- First tankōbon volume cover

カワイイなんて聞いてない!! (Kawaii Nante Kiitenai!!)
- Genre: Romantic comedy
- Written by: Nakaba Harufuji
- Published by: Kodansha
- English publisher: NA: Kodansha USA;
- Imprint: Kodansha Comics Betsufure
- Magazine: Bessatsu Friend
- Original run: June 12, 2020 – present
- Volumes: 10

= You're My Cutie!! =

Japanese manga series

You're My Cutie!! (カワイイなんて聞いてない!!, Kawaii Nante Kiitenai!!) is a Japanese manga series written and illustrated by Nakaba Harufuji. It began serialization in Kodansha's shōjo manga magazine Bessatsu Friend in June 2020.

==Synopsis==
High school student Madoka Kawahara enjoys reading manga, especially shōjo series where cute boys fall in love with older girls. Although she doesn't expect to actually meet such a boy in her life, one arrives in the form of Shikura Momoki as a temporary worker at her parents' small restaurant. Since her brother went to university, Madoka has had to help out a lot, and they need extra help. Her joy is short-lived, however, as the first-year high school student is rude and distrustful towards her. When another student visits the restaurant, Madoka notices how Shikura is treated like a pretty object and secretly photographed. She begins to understand why he is so aloof and helps him stop the harassment. Madoka wants to show him that not all girls are so superficial.

==Publication==
Written and illustrated by Nakaba Harufuji, You're My Cutie began serialization in Kodansha's shōjo manga magazine Bessatsu Friend on June 12, 2020. Its chapters have been collected into ten tankōbon volumes as of April 2025. The series is licensed digitally in English by Kodansha USA.

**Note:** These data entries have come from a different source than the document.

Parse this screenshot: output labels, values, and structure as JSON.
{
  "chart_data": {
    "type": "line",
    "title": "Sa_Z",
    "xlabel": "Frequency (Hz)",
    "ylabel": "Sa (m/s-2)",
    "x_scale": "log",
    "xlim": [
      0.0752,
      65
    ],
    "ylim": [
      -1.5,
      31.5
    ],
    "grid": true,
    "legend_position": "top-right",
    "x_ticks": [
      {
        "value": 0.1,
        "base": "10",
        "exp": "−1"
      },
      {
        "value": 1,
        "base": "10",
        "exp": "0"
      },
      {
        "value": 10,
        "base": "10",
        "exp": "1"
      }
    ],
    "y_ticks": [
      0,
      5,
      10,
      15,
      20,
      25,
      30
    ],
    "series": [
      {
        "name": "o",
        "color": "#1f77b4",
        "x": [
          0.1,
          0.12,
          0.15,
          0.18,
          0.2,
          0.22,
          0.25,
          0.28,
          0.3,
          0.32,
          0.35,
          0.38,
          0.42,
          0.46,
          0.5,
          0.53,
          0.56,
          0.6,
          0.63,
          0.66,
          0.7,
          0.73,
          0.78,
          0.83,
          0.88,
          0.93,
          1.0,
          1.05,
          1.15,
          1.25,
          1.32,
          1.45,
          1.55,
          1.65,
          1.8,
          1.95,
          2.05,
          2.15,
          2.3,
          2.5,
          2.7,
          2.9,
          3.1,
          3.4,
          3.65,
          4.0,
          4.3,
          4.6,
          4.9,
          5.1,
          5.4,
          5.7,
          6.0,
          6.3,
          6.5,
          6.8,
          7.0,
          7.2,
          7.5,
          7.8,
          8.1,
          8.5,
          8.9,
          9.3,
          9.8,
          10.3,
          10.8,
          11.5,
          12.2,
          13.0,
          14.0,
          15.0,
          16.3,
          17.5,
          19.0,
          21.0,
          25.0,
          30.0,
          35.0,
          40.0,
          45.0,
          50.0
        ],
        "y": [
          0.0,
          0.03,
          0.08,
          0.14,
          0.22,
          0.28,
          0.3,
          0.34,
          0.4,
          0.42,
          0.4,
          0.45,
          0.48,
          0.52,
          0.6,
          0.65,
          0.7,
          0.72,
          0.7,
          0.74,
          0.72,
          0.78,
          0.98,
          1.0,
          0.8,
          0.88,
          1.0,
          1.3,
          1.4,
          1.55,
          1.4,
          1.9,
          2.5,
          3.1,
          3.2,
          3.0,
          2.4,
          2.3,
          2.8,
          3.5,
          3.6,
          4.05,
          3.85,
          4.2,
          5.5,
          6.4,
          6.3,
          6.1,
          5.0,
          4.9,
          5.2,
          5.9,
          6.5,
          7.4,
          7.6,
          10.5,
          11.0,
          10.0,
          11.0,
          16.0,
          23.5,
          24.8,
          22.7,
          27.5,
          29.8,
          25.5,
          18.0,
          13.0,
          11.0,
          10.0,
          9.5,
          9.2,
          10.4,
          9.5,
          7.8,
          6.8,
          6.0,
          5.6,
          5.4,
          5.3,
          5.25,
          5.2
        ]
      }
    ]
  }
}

| No. | Original release date | Original ISBN | North American release date | North American ISBN |
| 1 | January 13, 2021 | 978-4-06-522042-9 | September 21, 2021 | 978-1-63-699361-4 |
| "Shikura-kun's Jagged Heart"; "Shikura-kun at a Distance"; | "Friends with Shikura-kun"; "A Surprise for Shikura-kun"; |
| 2 | June 11, 2021 | 978-4-06-523564-5 | October 19, 2021 | 978-1-63-699418-5 |
| "Confessing to Shikura-kun"; "Shikura-kun as Usual"; | "Fireworks with Shikura-kun"; "Approaching Shikura-kun"; |
| 3 | October 13, 2021 | 978-4-06-525117-1 | March 15, 2022 | 978-1-63-699657-8 |
| "Shikura-kun's Answer"; "Messages from Shikura-kun"; | "Shikura Stop"; "A Date with Shikura-kun"; |
| 4 | March 11, 2022 | 978-4-06-527139-1 | November 22, 2022 | 978-1-68-491492-0 |
| "Dazzling Shikura-kun"; "Shikura-kun's Jealously"; | "Shikura-kun and the Hair Dryer"; "Shikura-kun's Coming Out"; |
| 5 | August 12, 2022 | 978-4-06-528854-2 | February 21, 2023 | 978-1-68-491711-2 |
| "A Present for Shikura-kun"; "Shikura-kun's Acts"; | "An Invitation from Shikura-kun"; "Go, Shikura-kun!"; |
| 6 | February 13, 2023 | 978-4-06-530696-3 | June 18, 2023 | 979-8-88-933044-8 |
| "Battling Shikura-kun"; "Shikura-kun Dash"; | "Shikura-kun at Home"; "Doubting Shikura-kun"; |
| 7 | July 13, 2023 | 978-4-06-532260-4 | January 23, 2024 | 979-8-88-933335-7 |
| "Shikura-kun Worries"; "Shikura-kun's Nervous"; | "Christmas with Shikura-kun"; "A Shikura-kun Shortage"; |
| 8 | January 12, 2024 | 978-4-06-534040-0 | June 25, 2024 | 979-8-88-933580-1 |
| "Shikura-kun's Family"; "Shikura-kun's Hometown"; | "Shikura-kun's Friends"; "Shikura-kun's Jealous"; |
| 9 | June 13, 2024 | 978-4-06-535876-4 | November 19, 2024 | 979-8-89-478165-5 |
| "Valentine's Day with Shikura-kun"; "My First Fight with Shikura-kun?"; | "Puppy Shikura-kun"; "Shikura-kun, the Wiz"; |
| 10 | April 11, 2025 | 978-4-06-539190-7 | September 16, 2025 | 979-8-89-478525-7 |
| "Cooking with Shikura-kun"; "New Shikura-kun"; | "Shikura-kun and a Prank"; "Shikura-kun in Return"; |

==Reception==
By January 2024, the series had over 1.2 million copies in circulation.